If this is your first viewing, please see my Introduction before reading this.
21 December. John Chapters 9-10
It is clear from these chapters that Jesus was not worried about causing divisions. In fact he seems to have regarded it as inevitable that his ministry would cause division, attracting some people and making enemies of others. Many (though not all) of the ordinary people believed in him, because they looked at his “works” (healing, teaching, feeding, showing love and compassion). Many (though not all) of the religious and political leaders became his enemies because they looked at how his actions fitted into their “laws” – or rather, did not fit. This is clear from the story of the blind man. What mattered to him and his friends was that he had been healed, and not surprisingly, worshiped the man who had healed him. What mattered to the Pharisees was that it had happened on a Sabbath. They would not have been surprised, for Jesus had healed on the Sabbath many times – they just could not get the point that healing should not be counted as “work”.

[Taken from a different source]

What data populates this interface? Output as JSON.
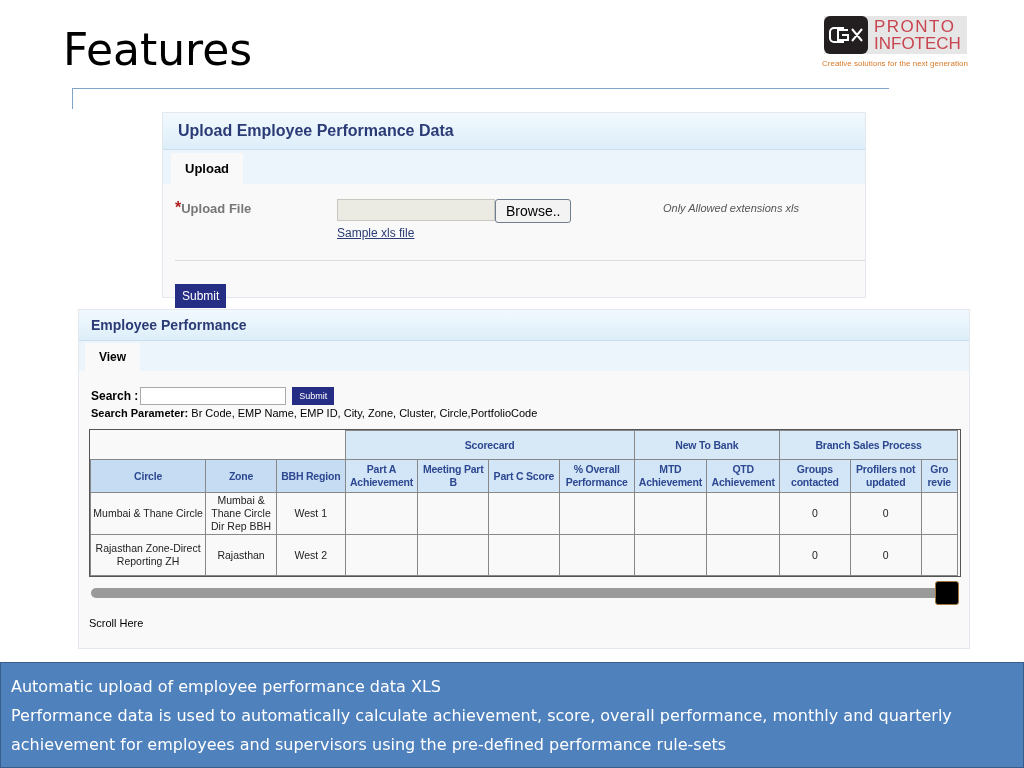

Laws, whether of religion or state (and in some societies, it amounts to the same thing), are a necessary construct for society to function. We all need to know what is expected of us. But no system of laws stays unchanged for ever – both religious and secular law changes in small ways all the time, and occasionally needs major reform. Like an earthquake zone, frequent small movements cause less damage than rare large ones. Jesus, when he was in Jerusalem, found himself in a fossilised religious environment that had not changed substantially for centuries – in fact, the layers of interpretation added to the original “laws of Moses” (intended originally for a desert people) had made them almost impossible to change. Jesus was the earthquake that was about to hit the Jewish religion in a devastating way, and the warning tremors had been happening for some time. Little wonder that on Good Friday, an earthquake was one of the signs that something very important was happening.
We see the same in the way people come to believe in Jesus today. He turns no-one away, not even people whose lives are already generally well-adjusted and people-centred. Such people may find faith in Jesus but their lives do not need to change very much. On the other hand there are those whose lives are totally broken, whether by disease, stress, guilt, addiction, or being victims of violence and persecution – or the cause of them. Such people, if they find Jesus and his accepting love and transforming forgiveness, are (in a very positive way) the ones caught up in an earthquake, as the tension that has built up in their lives is suddenly released. The metaphor of an earthquake may not be the best one – do tell me if you can think of a better one – but the point is, that whether your need is for another slight change in your life or a desperately overdue major one, Jesus will do it, if you let him. If you only have eyes to see.